Le discours de Nicolas touche juste. Je sens une pointe resserrer mon cœur. Mathie ne m'a jamais dit qu'il m'aimait. Et Lhénaïc ? Que ressent Lhénaïc ?
– C'est toi qui aurais dû prendre la tête de la résistance, lui dis-je.
– Non, répond-il aussitôt. Je suis trop diplomate, je ne suis pas assez effronté. Ce n'est pas d'un orateur dont ils ont besoin mais d'un guide. Ils ont besoin d'une personne de terrain et non d'un gratte-papier. Quand tu as disparu, personne ne s'est tourné vers moi dans l'espoir que je pourrai peut-être redresser la situation. Personne ne m'a dit : « nous croyons en toi Nicolas ». Ils ont simplement attendu que tu reviennes, parce que c'était une évidence. Tu ne pouvais pas ne pas revenir.

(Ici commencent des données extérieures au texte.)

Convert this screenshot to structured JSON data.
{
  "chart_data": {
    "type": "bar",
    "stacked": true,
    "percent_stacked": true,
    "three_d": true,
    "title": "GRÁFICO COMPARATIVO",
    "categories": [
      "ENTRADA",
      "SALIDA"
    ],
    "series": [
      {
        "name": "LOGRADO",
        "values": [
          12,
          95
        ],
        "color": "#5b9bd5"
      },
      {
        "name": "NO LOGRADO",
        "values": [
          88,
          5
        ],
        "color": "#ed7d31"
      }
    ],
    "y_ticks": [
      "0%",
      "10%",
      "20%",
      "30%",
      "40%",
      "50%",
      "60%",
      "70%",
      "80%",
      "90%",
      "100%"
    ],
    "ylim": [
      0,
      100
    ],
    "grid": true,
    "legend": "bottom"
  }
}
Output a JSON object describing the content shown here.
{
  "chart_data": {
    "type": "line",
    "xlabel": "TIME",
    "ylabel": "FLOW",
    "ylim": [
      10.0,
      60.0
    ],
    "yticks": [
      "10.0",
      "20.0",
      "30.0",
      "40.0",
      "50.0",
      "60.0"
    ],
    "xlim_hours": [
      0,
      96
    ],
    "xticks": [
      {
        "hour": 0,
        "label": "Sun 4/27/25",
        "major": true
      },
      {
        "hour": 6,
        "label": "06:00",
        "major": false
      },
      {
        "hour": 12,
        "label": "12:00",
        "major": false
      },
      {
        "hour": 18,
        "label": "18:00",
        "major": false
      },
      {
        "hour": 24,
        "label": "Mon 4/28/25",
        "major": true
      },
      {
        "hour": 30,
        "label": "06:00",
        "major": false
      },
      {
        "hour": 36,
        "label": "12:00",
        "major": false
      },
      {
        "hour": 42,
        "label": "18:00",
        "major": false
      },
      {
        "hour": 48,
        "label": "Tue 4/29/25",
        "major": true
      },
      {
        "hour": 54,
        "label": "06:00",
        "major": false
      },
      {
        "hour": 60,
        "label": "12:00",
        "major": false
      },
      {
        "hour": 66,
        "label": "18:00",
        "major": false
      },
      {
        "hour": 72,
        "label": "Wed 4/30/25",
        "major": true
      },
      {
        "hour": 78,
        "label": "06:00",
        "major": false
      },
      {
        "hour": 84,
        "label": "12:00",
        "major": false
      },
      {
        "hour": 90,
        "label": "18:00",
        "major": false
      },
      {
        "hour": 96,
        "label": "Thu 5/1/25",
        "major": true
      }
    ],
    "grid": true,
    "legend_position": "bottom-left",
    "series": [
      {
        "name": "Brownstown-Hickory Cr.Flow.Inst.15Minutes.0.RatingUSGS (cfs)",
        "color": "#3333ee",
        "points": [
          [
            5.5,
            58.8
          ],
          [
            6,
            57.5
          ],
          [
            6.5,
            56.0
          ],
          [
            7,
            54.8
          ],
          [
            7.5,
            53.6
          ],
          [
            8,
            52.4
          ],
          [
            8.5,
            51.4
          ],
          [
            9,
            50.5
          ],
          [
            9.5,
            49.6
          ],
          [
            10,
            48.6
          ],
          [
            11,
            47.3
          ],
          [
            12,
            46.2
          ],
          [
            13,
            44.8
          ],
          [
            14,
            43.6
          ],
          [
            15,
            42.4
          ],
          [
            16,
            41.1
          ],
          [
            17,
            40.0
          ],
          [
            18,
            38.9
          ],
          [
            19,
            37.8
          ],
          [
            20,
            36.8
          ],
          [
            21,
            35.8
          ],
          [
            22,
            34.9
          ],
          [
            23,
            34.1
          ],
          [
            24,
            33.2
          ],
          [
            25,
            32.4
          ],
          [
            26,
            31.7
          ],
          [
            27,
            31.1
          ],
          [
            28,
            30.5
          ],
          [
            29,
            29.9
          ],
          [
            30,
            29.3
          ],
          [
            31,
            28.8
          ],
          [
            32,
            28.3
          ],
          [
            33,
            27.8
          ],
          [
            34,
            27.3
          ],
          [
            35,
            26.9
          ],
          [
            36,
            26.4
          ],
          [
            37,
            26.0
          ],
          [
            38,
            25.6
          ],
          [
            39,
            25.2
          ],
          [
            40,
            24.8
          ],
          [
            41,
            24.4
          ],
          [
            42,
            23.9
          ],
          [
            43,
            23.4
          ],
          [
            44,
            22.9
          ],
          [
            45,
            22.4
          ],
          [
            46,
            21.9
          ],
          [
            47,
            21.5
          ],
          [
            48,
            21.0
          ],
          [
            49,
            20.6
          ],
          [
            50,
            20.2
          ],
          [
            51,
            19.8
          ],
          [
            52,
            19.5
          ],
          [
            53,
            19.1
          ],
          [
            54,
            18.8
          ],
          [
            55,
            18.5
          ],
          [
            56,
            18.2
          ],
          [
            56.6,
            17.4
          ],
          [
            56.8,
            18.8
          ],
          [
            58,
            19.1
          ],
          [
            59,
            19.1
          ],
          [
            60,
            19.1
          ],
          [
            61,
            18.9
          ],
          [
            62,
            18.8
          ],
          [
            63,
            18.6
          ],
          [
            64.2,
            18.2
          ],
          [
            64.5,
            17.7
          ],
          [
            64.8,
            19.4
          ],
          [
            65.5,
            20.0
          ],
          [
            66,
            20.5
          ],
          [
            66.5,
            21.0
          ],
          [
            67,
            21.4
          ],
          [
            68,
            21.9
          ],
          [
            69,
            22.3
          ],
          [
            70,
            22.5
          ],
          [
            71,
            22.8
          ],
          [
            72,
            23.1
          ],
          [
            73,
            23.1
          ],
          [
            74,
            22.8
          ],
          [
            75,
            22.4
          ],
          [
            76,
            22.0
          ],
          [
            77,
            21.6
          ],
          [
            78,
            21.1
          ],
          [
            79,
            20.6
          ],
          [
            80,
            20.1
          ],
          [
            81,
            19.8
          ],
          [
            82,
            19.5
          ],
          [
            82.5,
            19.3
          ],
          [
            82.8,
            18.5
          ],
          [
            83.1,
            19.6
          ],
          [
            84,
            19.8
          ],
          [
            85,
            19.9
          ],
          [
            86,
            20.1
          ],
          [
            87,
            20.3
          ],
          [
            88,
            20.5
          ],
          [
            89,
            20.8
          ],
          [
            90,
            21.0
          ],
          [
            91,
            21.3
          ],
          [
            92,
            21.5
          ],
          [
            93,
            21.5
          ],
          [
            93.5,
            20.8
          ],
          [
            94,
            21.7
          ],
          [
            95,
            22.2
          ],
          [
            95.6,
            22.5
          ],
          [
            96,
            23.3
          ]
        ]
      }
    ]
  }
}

– Tu m'as sauvé la vie. Sans toi, je serais morte.
– C'est vrai, j'ai ma part de succès moi aussi, se gargarise-t-il.
Il se met à rire.
– Mais je ne suis pas toi !
Il me fait un clin d'œil. Il a raison, je ne lui disais pas assez souvent combien je l'aimais. Il est ma famille. Ils sont tous de ma famille. Pas celle qui m'a mise au monde mais celle que j'ai choisi. Et celle-ci compte bien plus que le reste du monde.